Trivia question: How many foreign rulers are mentioned in the Talmud and Jewish liturgy? I am not sure of the definitive answer. However, in “The Emperors and the Jews,” author Ari Lieberman provides a more in-depth look at five emperors and other leaders mentioned in the Talmud.
The five Greek and Roman rulers detailed are Alexander the Great, Ptolemy, Vespasian, Hadrian and Marcus Aurelius.
The connection between these five is that they controlled large populations and dominated extensive territories. Given that, they came into contact with the Jewish people and its leaders. Given that world history and Jewish history are inexorably linked, it is essential to get a full understanding of these characters, to which Lieberman has written a most engaging work.

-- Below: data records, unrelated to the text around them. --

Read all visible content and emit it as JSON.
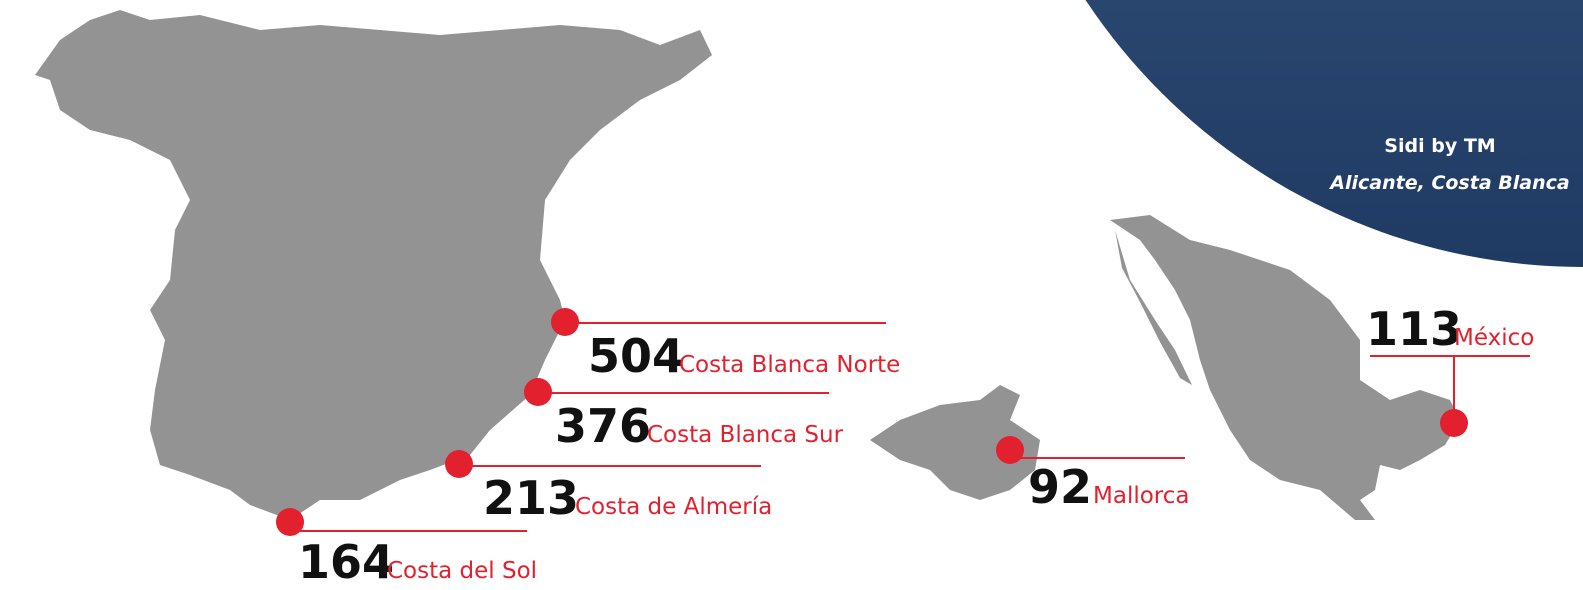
{
  "locations": [
    {
      "value": 504,
      "name": "Costa Blanca Norte"
    },
    {
      "value": 376,
      "name": "Costa Blanca Sur"
    },
    {
      "value": 213,
      "name": "Costa de Almería"
    },
    {
      "value": 164,
      "name": "Costa del Sol"
    },
    {
      "value": 92,
      "name": "Mallorca"
    },
    {
      "value": 113,
      "name": "México"
    }
  ],
  "photo": {
    "title": "Sidi by TM",
    "subtitle": "Alicante, Costa Blanca"
  }
}
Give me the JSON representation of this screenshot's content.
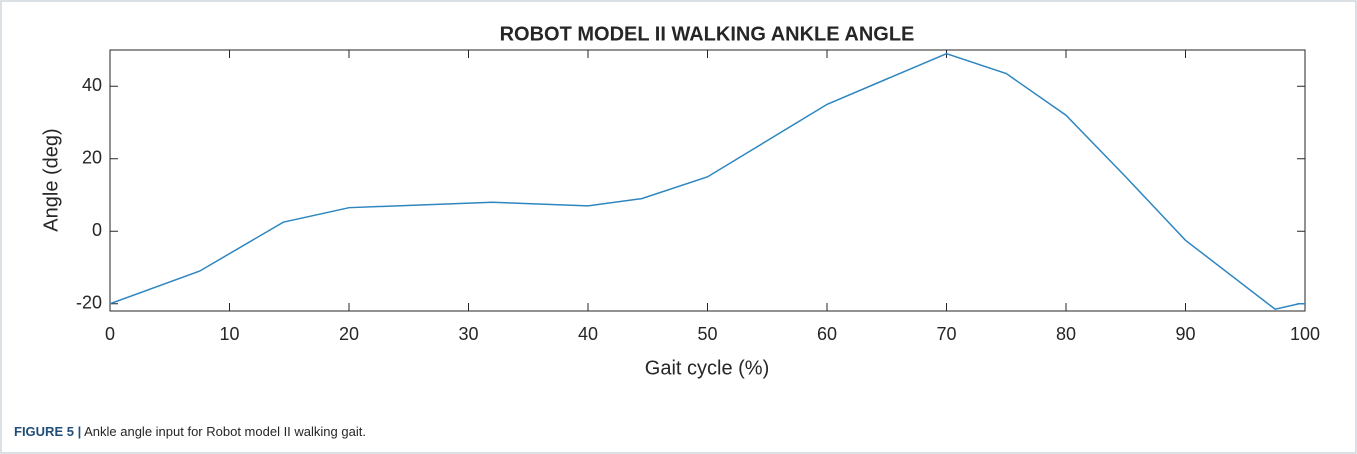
{
  "chart_data": {
    "type": "line",
    "title": "ROBOT MODEL II WALKING ANKLE ANGLE",
    "xlabel": "Gait cycle (%)",
    "ylabel": "Angle (deg)",
    "x": [
      0,
      7.5,
      14.5,
      20,
      32,
      40,
      44.5,
      50,
      55,
      60,
      65,
      70,
      75,
      80,
      85,
      90,
      97.5,
      99.5,
      100
    ],
    "series": [
      {
        "name": "Ankle angle",
        "color": "#2e86c1",
        "values": [
          -20,
          -11,
          2.5,
          6.5,
          8,
          7,
          9,
          15,
          25,
          35,
          42,
          49,
          43.5,
          32,
          15,
          -2.5,
          -21.5,
          -20,
          -20
        ]
      }
    ],
    "xlim": [
      0,
      100
    ],
    "xticks": [
      0,
      10,
      20,
      30,
      40,
      50,
      60,
      70,
      80,
      90,
      100
    ],
    "ylim": [
      -22,
      50
    ],
    "yticks": [
      -20,
      0,
      20,
      40
    ]
  },
  "caption": {
    "label": "FIGURE 5 |",
    "text": "Ankle angle input for Robot model II walking gait."
  }
}
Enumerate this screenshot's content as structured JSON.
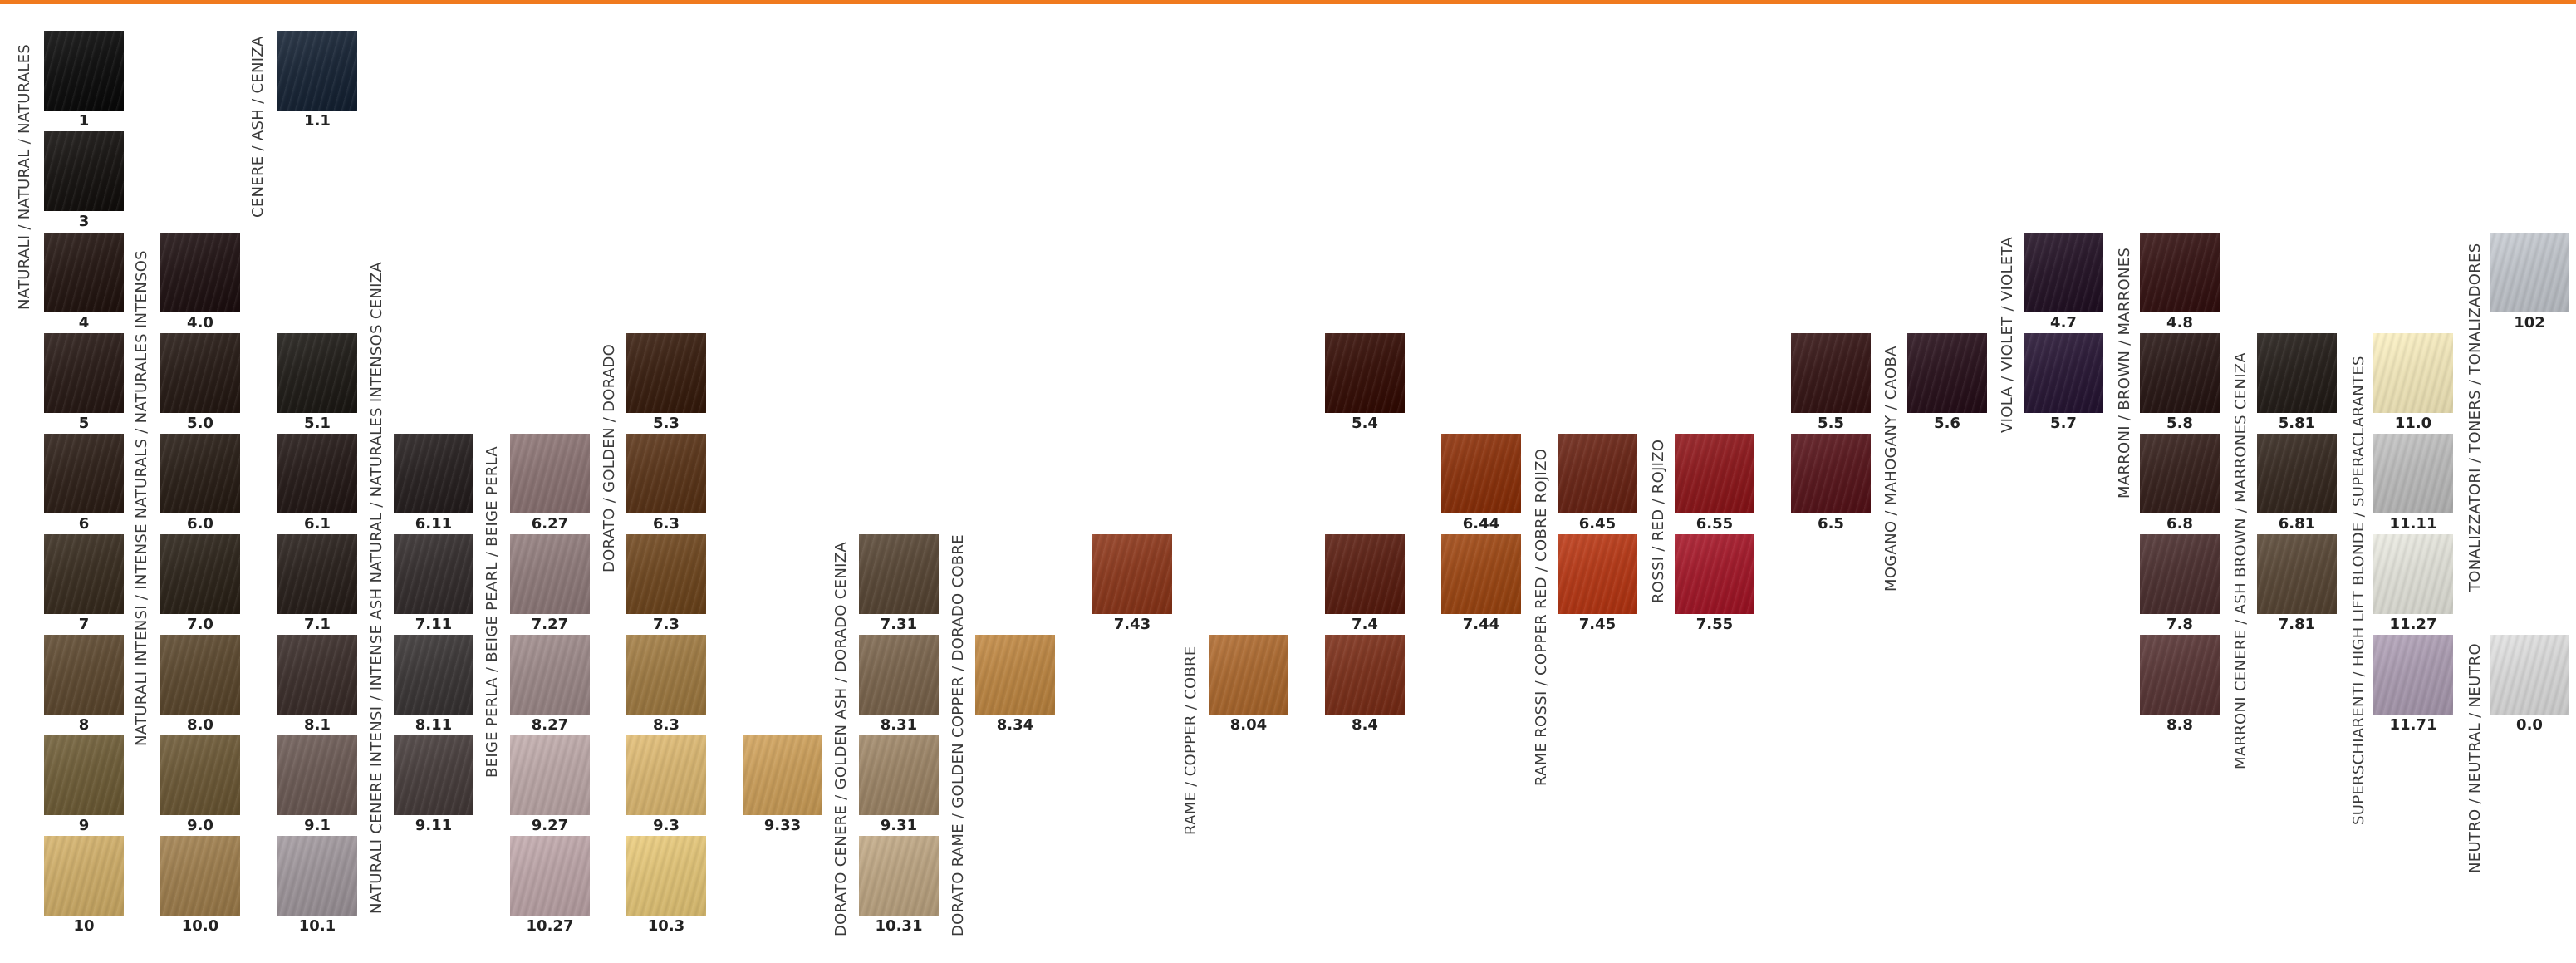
{
  "header_bar_color": "#f07a1e",
  "groups": [
    {
      "id": "naturali",
      "label": "NATURALI / NATURAL / NATURALES"
    },
    {
      "id": "intensi",
      "label": "NATURALI INTENSI / INTENSE NATURALS / NATURALES INTENSOS"
    },
    {
      "id": "cenere",
      "label": "CENERE / ASH / CENIZA"
    },
    {
      "id": "cenere_intensi",
      "label": "NATURALI CENERE INTENSI / INTENSE ASH NATURAL / NATURALES INTENSOS CENIZA"
    },
    {
      "id": "beige",
      "label": "BEIGE PERLA / BEIGE PEARL / BEIGE PERLA"
    },
    {
      "id": "dorato",
      "label": "DORATO / GOLDEN / DORADO"
    },
    {
      "id": "dorato_cenere",
      "label": "DORATO CENERE / GOLDEN ASH / DORADO CENIZA"
    },
    {
      "id": "dorato_rame",
      "label": "DORATO RAME / GOLDEN COPPER / DORADO COBRE"
    },
    {
      "id": "rame",
      "label": "RAME / COPPER / COBRE"
    },
    {
      "id": "rame_rossi",
      "label": "RAME ROSSI / COPPER RED / COBRE ROJIZO"
    },
    {
      "id": "rossi",
      "label": "ROSSI / RED / ROJIZO"
    },
    {
      "id": "mogano",
      "label": "MOGANO / MAHOGANY / CAOBA"
    },
    {
      "id": "viola",
      "label": "VIOLA / VIOLET / VIOLETA"
    },
    {
      "id": "marroni",
      "label": "MARRONI / BROWN / MARRONES"
    },
    {
      "id": "marroni_cenere",
      "label": "MARRONI CENERE / ASH BROWN / MARRONES CENIZA"
    },
    {
      "id": "superschiarenti",
      "label": "SUPERSCHIARENTI / HIGH LIFT BLONDE / SUPERACLARANTES"
    },
    {
      "id": "neutro",
      "label": "NEUTRO / NEUTRAL / NEUTRO"
    },
    {
      "id": "tonalizzatori",
      "label": "TONALIZZATORI / TONERS / TONALIZADORES"
    }
  ],
  "swatches": [
    {
      "code": "1",
      "color": "#141414"
    },
    {
      "code": "3",
      "color": "#1c1917"
    },
    {
      "code": "4",
      "color": "#2a1d19"
    },
    {
      "code": "5",
      "color": "#2e211d"
    },
    {
      "code": "6",
      "color": "#33261f"
    },
    {
      "code": "7",
      "color": "#3d3226"
    },
    {
      "code": "8",
      "color": "#5f4c35"
    },
    {
      "code": "9",
      "color": "#6f5f3c"
    },
    {
      "code": "10",
      "color": "#c9aa6a"
    },
    {
      "code": "4.0",
      "color": "#26191a"
    },
    {
      "code": "5.0",
      "color": "#2c211c"
    },
    {
      "code": "6.0",
      "color": "#2e241d"
    },
    {
      "code": "7.0",
      "color": "#312920"
    },
    {
      "code": "8.0",
      "color": "#5d4b33"
    },
    {
      "code": "9.0",
      "color": "#6c5a3a"
    },
    {
      "code": "10.0",
      "color": "#9b7d50"
    },
    {
      "code": "1.1",
      "color": "#1e2a3a"
    },
    {
      "code": "5.1",
      "color": "#25221e"
    },
    {
      "code": "6.1",
      "color": "#2a201e"
    },
    {
      "code": "7.1",
      "color": "#2e2622"
    },
    {
      "code": "8.1",
      "color": "#3f3330"
    },
    {
      "code": "9.1",
      "color": "#6c5c57"
    },
    {
      "code": "10.1",
      "color": "#9c9499"
    },
    {
      "code": "6.11",
      "color": "#2c2626"
    },
    {
      "code": "7.11",
      "color": "#383232"
    },
    {
      "code": "8.11",
      "color": "#3e3a3a"
    },
    {
      "code": "9.11",
      "color": "#4a4140"
    },
    {
      "code": "6.27",
      "color": "#8a7474"
    },
    {
      "code": "7.27",
      "color": "#8e7b7b"
    },
    {
      "code": "8.27",
      "color": "#9a8888"
    },
    {
      "code": "9.27",
      "color": "#b8a5a5"
    },
    {
      "code": "10.27",
      "color": "#b8a2a5"
    },
    {
      "code": "5.3",
      "color": "#3d2416"
    },
    {
      "code": "6.3",
      "color": "#5c391f"
    },
    {
      "code": "7.3",
      "color": "#6f4a25"
    },
    {
      "code": "8.3",
      "color": "#9c7a46"
    },
    {
      "code": "9.3",
      "color": "#d4b372"
    },
    {
      "code": "10.3",
      "color": "#dcc078"
    },
    {
      "code": "9.33",
      "color": "#c69c5c"
    },
    {
      "code": "7.31",
      "color": "#5a4a3a"
    },
    {
      "code": "8.31",
      "color": "#7a6650"
    },
    {
      "code": "9.31",
      "color": "#9a8468"
    },
    {
      "code": "10.31",
      "color": "#b8a282"
    },
    {
      "code": "8.34",
      "color": "#b88546"
    },
    {
      "code": "7.43",
      "color": "#8a3c22"
    },
    {
      "code": "8.04",
      "color": "#a86a34"
    },
    {
      "code": "5.4",
      "color": "#3a150e"
    },
    {
      "code": "7.4",
      "color": "#5c2418"
    },
    {
      "code": "8.4",
      "color": "#7a3420"
    },
    {
      "code": "6.44",
      "color": "#8a3612"
    },
    {
      "code": "7.44",
      "color": "#9a4a1a"
    },
    {
      "code": "6.45",
      "color": "#6a2a1c"
    },
    {
      "code": "7.45",
      "color": "#b23c1c"
    },
    {
      "code": "6.55",
      "color": "#8c1e22"
    },
    {
      "code": "7.55",
      "color": "#a01e2e"
    },
    {
      "code": "5.5",
      "color": "#3a1c1c"
    },
    {
      "code": "6.5",
      "color": "#5a1c22"
    },
    {
      "code": "5.6",
      "color": "#2e1822"
    },
    {
      "code": "4.7",
      "color": "#2a1a2c"
    },
    {
      "code": "5.7",
      "color": "#2e1e3a"
    },
    {
      "code": "4.8",
      "color": "#3a1a1a"
    },
    {
      "code": "5.8",
      "color": "#2e1e1c"
    },
    {
      "code": "6.8",
      "color": "#3a2622"
    },
    {
      "code": "7.8",
      "color": "#4e3434"
    },
    {
      "code": "8.8",
      "color": "#5a3a3a"
    },
    {
      "code": "5.81",
      "color": "#2a2420"
    },
    {
      "code": "6.81",
      "color": "#3a2e26"
    },
    {
      "code": "7.81",
      "color": "#5a4a3a"
    },
    {
      "code": "11.0",
      "color": "#ece2b8"
    },
    {
      "code": "11.11",
      "color": "#b8b8b8"
    },
    {
      "code": "11.27",
      "color": "#dcdcd4"
    },
    {
      "code": "11.71",
      "color": "#a89aae"
    },
    {
      "code": "0.0",
      "color": "#d4d4d4"
    },
    {
      "code": "102",
      "color": "#bcc0c6"
    }
  ]
}
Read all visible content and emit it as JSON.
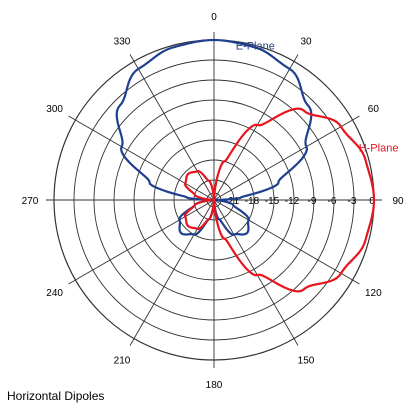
{
  "chart_data": {
    "type": "polar",
    "caption": "Horizontal Dipoles",
    "angle_ticks": [
      "0",
      "30",
      "60",
      "90",
      "120",
      "150",
      "180",
      "210",
      "240",
      "270",
      "300",
      "330"
    ],
    "radial_ticks": [
      "-21",
      "-18",
      "-15",
      "-12",
      "-9",
      "-6",
      "-3",
      "0"
    ],
    "radial_range_db": [
      -24,
      0
    ],
    "series": [
      {
        "name": "E-Plane",
        "color": "#1f3f8f",
        "points": [
          {
            "angle": 0,
            "db": 0
          },
          {
            "angle": 15,
            "db": -0.3
          },
          {
            "angle": 30,
            "db": -1.3
          },
          {
            "angle": 45,
            "db": -4
          },
          {
            "angle": 60,
            "db": -8
          },
          {
            "angle": 75,
            "db": -14
          },
          {
            "angle": 85,
            "db": -20
          },
          {
            "angle": 90,
            "db": -24
          },
          {
            "angle": 105,
            "db": -21
          },
          {
            "angle": 120,
            "db": -18
          },
          {
            "angle": 135,
            "db": -17
          },
          {
            "angle": 150,
            "db": -18
          },
          {
            "angle": 165,
            "db": -21
          },
          {
            "angle": 180,
            "db": -24
          },
          {
            "angle": 195,
            "db": -21
          },
          {
            "angle": 210,
            "db": -18
          },
          {
            "angle": 225,
            "db": -17
          },
          {
            "angle": 240,
            "db": -18
          },
          {
            "angle": 255,
            "db": -21
          },
          {
            "angle": 270,
            "db": -24
          },
          {
            "angle": 275,
            "db": -20
          },
          {
            "angle": 285,
            "db": -14
          },
          {
            "angle": 300,
            "db": -8
          },
          {
            "angle": 315,
            "db": -4
          },
          {
            "angle": 330,
            "db": -1.3
          },
          {
            "angle": 345,
            "db": -0.3
          },
          {
            "angle": 360,
            "db": 0
          }
        ]
      },
      {
        "name": "H-Plane",
        "color": "#e8141e",
        "points": [
          {
            "angle": 0,
            "db": -24
          },
          {
            "angle": 15,
            "db": -18
          },
          {
            "angle": 30,
            "db": -11
          },
          {
            "angle": 45,
            "db": -5
          },
          {
            "angle": 60,
            "db": -2
          },
          {
            "angle": 75,
            "db": -0.5
          },
          {
            "angle": 90,
            "db": 0
          },
          {
            "angle": 105,
            "db": -0.5
          },
          {
            "angle": 120,
            "db": -2
          },
          {
            "angle": 135,
            "db": -5
          },
          {
            "angle": 150,
            "db": -11
          },
          {
            "angle": 165,
            "db": -18
          },
          {
            "angle": 180,
            "db": -24
          },
          {
            "angle": 195,
            "db": -21
          },
          {
            "angle": 210,
            "db": -19
          },
          {
            "angle": 225,
            "db": -18.5
          },
          {
            "angle": 240,
            "db": -19
          },
          {
            "angle": 255,
            "db": -21
          },
          {
            "angle": 270,
            "db": -24
          },
          {
            "angle": 285,
            "db": -21
          },
          {
            "angle": 300,
            "db": -19
          },
          {
            "angle": 315,
            "db": -18.5
          },
          {
            "angle": 330,
            "db": -19
          },
          {
            "angle": 345,
            "db": -21
          },
          {
            "angle": 360,
            "db": -24
          }
        ]
      }
    ],
    "grid": true
  }
}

Of the five, Alexander the Great is arguably the most influential. In the Talmud, Alexander presents 10 philosophical questions to the Elders of the South. While some of the questions may initially appear as trivial, Lieberman does an excellent job in explaining the backdrop for his encounter with the sages and the underlying theme and tension in each of these 10 questions.
Far from being insignificant, these questions were meant in part as a pretext to attack specific Jewish ideas. The 10 questions were really an excuse for Alexander to try to implement Greek ideas on the Jewish people.
Part history, part philosophy and large part political, Lieberman has written an interesting and engaging book that brings to light figures that are often mentioned but, for many people, never delved into.